Use Reflection probes
Reflection Probes and Planar Reflection Probes provide indirect specular lighting.
A Reflection Probe captures its surroundings whereas a Planar Reflection Probe only captures one direction.
For more information on probes and how they work, see Reflection Probes.
Create a reflection probe
To create a Reflection Probe in the Unity Editor, select GameObject > Light > Reflection Probe or Planar Reflection Probe.
You can customize the behavior of a Reflection Probe in the Inspector. Both types of HDRP Reflection Probe are separate components, but share many of the same properties. For information on each Reflection Probe’s properties, see the Reflection Probe and Planar Reflection Probe documentation.
To make sure HDRP does not apply post-processing effects twice, once in a Reflection Probe's capture and once in a Camera's capture of the reflection, HDRP does not apply post-processing to the Reflection Probe capture.
Control the influence of a probe
The influence of a probe determines which pixels it affects and by how much.
Use the following tools to control the influence of a reflection probe on a pixel:
- Influence volume: The probe affects any pixel inside this volume.
- Blend distance: The probe affects pixels near the border of the Influence volume less.
- Blend normal distance: The probe doesn't affect pixels near the border with an invalid normal.
Use an influence volume
Use this volume to include or exclude pixels from the probe's influence.
Note: When a pixel is inside an influence volume, the probe still processes it even if the specular value the probe provides isn't significant. This is important to handle the performance of probes.
Blend influence
Unity linearly weights the specular lighting value the probe provides between the influence volume and the blend volume.
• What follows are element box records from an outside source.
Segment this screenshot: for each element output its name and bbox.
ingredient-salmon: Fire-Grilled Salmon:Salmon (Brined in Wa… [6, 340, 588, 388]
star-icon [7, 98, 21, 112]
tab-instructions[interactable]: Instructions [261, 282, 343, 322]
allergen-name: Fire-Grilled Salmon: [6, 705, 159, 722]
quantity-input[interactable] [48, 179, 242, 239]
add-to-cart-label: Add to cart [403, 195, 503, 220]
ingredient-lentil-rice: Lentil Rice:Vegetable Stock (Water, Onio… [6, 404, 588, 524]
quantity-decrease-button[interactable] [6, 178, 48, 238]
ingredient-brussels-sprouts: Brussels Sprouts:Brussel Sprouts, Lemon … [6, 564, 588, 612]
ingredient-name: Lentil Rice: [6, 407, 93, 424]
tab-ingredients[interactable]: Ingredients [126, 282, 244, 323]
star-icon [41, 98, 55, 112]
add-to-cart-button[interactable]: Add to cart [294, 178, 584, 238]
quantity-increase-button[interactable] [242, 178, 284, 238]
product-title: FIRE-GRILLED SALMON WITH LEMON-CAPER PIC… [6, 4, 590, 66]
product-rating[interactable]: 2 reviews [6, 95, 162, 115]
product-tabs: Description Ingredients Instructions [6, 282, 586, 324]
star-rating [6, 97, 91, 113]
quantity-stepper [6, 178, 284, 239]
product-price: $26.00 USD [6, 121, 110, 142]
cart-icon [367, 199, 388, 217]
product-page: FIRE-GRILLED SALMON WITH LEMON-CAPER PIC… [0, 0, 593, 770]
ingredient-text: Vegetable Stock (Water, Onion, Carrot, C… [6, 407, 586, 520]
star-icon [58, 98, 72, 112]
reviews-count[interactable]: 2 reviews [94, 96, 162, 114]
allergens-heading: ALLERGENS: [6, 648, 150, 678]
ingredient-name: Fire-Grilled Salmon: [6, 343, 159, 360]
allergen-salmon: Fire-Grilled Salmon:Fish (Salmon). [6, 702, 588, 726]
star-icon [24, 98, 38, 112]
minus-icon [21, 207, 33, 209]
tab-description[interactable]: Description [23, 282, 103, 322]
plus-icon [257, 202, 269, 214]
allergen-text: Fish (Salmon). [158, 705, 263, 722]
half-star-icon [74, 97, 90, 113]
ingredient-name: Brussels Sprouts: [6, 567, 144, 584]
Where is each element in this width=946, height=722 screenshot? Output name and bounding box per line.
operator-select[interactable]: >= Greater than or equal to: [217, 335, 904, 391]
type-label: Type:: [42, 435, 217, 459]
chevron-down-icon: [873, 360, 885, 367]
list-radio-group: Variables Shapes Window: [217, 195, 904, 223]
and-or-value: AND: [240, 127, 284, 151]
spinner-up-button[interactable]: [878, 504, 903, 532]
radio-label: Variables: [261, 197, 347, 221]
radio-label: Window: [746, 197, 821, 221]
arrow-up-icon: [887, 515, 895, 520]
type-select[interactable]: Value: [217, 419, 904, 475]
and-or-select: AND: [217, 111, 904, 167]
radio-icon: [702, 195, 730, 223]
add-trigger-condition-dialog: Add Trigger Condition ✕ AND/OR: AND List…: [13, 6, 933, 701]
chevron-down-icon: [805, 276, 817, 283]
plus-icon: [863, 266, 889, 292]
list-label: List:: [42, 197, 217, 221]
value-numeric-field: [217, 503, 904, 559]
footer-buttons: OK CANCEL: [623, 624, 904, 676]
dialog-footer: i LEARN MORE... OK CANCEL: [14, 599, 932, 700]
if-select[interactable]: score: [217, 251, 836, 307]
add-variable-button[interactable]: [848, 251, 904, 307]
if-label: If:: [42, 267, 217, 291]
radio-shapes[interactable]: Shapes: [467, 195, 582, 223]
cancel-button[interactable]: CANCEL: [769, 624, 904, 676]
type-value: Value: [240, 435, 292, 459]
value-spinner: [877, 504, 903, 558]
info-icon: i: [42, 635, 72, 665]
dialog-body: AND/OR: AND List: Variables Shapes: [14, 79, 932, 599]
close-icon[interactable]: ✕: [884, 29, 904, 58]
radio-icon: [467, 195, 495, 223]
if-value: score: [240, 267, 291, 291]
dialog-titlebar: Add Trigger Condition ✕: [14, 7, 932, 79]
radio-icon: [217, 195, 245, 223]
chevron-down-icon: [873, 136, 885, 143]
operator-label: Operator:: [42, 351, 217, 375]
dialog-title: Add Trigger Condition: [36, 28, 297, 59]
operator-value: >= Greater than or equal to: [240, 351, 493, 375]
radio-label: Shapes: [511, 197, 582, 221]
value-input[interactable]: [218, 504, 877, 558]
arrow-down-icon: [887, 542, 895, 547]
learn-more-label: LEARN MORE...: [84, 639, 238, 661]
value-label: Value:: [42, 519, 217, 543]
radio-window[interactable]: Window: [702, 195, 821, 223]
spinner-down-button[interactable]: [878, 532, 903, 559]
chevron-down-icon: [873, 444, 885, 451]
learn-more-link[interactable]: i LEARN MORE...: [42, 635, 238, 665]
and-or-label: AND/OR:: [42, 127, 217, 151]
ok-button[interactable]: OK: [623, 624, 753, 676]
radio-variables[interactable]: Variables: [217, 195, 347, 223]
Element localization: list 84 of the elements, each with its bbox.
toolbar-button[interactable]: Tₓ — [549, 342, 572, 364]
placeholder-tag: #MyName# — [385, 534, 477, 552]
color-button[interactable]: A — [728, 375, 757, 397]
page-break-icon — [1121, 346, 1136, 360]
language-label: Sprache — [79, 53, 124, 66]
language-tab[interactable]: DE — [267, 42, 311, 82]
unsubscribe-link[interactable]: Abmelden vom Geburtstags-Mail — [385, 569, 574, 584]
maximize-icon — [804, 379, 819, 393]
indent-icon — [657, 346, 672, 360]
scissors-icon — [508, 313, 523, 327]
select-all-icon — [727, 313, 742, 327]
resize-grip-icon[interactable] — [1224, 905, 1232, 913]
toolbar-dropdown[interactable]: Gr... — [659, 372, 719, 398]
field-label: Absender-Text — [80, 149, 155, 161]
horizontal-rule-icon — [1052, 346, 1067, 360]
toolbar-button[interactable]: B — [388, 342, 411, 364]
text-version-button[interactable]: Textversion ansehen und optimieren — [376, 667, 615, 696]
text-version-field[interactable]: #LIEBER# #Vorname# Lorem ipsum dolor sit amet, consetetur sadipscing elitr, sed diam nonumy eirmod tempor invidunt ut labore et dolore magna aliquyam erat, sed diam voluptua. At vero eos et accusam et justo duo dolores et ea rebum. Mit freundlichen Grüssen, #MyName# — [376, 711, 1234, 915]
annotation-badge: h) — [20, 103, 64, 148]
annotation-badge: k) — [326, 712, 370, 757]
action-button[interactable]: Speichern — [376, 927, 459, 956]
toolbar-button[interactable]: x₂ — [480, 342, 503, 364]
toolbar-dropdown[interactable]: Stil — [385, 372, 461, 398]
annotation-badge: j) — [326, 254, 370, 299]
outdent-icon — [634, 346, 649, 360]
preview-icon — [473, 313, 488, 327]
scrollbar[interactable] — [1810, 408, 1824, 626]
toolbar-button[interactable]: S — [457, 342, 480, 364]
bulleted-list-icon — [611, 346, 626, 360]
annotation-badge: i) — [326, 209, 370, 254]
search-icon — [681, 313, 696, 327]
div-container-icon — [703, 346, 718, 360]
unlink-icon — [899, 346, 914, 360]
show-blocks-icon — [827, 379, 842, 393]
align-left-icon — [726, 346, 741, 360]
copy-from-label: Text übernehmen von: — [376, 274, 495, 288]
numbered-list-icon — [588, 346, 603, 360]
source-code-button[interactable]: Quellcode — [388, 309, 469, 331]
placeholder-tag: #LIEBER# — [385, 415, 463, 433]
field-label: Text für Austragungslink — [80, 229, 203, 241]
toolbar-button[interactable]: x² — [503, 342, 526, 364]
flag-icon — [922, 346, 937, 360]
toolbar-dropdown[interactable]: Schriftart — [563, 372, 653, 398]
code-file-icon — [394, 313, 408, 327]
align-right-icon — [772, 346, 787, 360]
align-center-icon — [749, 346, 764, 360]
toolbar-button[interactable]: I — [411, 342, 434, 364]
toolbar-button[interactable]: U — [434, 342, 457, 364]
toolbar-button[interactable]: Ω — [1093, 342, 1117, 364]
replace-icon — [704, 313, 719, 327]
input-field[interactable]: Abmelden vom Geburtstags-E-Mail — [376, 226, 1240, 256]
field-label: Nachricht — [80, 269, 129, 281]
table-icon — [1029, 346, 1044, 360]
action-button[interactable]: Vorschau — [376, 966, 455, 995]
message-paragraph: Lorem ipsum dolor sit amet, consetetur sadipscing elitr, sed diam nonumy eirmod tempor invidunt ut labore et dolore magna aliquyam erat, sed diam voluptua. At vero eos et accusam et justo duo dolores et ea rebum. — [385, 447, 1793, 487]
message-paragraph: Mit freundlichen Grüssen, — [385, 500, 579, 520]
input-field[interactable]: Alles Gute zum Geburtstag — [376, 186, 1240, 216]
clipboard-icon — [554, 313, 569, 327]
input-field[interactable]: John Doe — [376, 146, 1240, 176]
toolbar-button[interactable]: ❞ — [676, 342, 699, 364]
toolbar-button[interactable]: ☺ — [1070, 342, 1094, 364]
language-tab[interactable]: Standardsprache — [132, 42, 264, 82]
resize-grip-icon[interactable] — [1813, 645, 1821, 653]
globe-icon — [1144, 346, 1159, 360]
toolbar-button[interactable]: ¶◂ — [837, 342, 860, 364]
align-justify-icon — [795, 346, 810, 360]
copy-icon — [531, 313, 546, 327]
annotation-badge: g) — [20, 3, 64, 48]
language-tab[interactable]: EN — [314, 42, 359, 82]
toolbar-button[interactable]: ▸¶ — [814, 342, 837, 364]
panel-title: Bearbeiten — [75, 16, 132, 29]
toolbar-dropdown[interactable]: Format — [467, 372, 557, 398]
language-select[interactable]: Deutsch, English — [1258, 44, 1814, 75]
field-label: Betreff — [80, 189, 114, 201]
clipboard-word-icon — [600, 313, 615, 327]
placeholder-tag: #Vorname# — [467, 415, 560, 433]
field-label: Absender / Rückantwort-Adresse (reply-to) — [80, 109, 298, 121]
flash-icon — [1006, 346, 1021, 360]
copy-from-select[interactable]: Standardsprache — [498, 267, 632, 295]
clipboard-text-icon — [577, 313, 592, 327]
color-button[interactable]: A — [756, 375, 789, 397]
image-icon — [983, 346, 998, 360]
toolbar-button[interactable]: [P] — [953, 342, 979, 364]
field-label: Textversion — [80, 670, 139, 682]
Use blending to create smooth transitions at the border of the probe's influence, or when probes overlap.
Blend normal influence
Sometimes, a probe can influence a pixel that isn't consistent with the scene layout.
For example, when a light ray can't reach a pixel due to occlusion, but the pixel is inside the influence volume.
You can set a blend normal distance similarly to a blend distance. The probe doesn't influence pixels that are inside the influence volume, but outside of the blend normal distance, if their normal points away from the probe.